También estoy viendo un montón de mensajes sobre Redis:

Job exception: Connection timed out - user specified timeout: 1.0s (redis://localhost:6379)

Your Redis network connection is performing extremely poorly.
Last RTT readings were [403941, 62224, 151840, 1536008, 3440226], ideally these should be < 1000.
Ensure Redis is running in the same AZ o

Pero no sé si esto indica que Redis es la causa o simplemente un síntoma.

Acabo de ejecutar ./launcher rebuild app, y no es mejor. ¿Alguna idea sobre cómo diagnosticar qué está fallando en este servidor?

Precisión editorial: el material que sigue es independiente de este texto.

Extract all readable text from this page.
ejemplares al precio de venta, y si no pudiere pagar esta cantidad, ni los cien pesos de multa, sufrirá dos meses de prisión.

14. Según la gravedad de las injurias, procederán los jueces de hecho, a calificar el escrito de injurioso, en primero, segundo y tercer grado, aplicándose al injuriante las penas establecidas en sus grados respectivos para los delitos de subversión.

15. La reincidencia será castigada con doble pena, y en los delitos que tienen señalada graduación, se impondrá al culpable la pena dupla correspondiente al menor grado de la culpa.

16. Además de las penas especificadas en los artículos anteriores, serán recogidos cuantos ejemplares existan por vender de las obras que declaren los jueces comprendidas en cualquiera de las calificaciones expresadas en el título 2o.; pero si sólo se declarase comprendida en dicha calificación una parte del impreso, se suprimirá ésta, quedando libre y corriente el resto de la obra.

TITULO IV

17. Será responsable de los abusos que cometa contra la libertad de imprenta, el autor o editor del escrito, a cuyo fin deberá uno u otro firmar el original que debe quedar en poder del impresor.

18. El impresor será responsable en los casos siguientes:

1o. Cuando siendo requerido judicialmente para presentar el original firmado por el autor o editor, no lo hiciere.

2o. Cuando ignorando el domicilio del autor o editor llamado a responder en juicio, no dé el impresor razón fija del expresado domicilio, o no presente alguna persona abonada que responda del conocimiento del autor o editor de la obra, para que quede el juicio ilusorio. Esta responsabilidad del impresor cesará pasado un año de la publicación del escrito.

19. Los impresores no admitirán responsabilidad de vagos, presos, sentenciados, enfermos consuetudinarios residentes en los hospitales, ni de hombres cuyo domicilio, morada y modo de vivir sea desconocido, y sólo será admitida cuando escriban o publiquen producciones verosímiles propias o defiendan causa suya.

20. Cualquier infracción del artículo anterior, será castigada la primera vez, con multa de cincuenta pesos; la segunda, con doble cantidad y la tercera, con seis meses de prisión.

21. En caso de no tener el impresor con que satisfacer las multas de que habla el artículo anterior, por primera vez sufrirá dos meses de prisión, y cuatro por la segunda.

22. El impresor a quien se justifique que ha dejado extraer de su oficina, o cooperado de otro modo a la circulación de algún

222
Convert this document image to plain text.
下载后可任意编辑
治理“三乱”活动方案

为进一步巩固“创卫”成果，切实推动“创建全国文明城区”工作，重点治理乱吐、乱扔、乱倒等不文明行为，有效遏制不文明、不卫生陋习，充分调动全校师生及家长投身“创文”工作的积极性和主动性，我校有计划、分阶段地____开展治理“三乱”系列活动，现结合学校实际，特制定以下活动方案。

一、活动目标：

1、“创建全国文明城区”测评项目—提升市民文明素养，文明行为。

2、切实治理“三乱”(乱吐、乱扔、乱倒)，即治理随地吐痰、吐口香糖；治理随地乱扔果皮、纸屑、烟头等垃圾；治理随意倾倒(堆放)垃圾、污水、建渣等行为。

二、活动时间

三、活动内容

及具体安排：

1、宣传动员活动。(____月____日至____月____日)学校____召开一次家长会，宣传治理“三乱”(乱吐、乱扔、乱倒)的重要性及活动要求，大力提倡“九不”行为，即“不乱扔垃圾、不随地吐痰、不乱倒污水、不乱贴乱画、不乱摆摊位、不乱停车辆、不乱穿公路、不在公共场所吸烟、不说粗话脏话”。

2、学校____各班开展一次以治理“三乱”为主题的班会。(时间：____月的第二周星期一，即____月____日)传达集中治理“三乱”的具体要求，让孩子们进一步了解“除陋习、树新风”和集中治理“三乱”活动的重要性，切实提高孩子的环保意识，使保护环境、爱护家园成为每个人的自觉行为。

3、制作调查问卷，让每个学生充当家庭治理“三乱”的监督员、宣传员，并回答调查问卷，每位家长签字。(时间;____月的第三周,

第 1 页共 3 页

Te sugeriría aumentar un poco más la RAM primero, eso podría ayudar.

Acabo de notar algunos más mientras observaba top:

postgres: 15/main: discourse discourse [local] idle consumía hasta un 90 % de la CPU, y lo ha estado haciendo durante más de un minuto.
Edición: el foro estaba realizando su copia de seguridad diaria, así que creo que esa es la causa de este caso.

Estoy ejecutando el receptor de correo en este servidor, y parece que recibe oleadas de spam:

Esas oleadas de correos electrónicos de spam entrantes no van a ayudar.

Pero estoy de acuerdo: añade memoria RAM si puedes. Duplica la cantidad.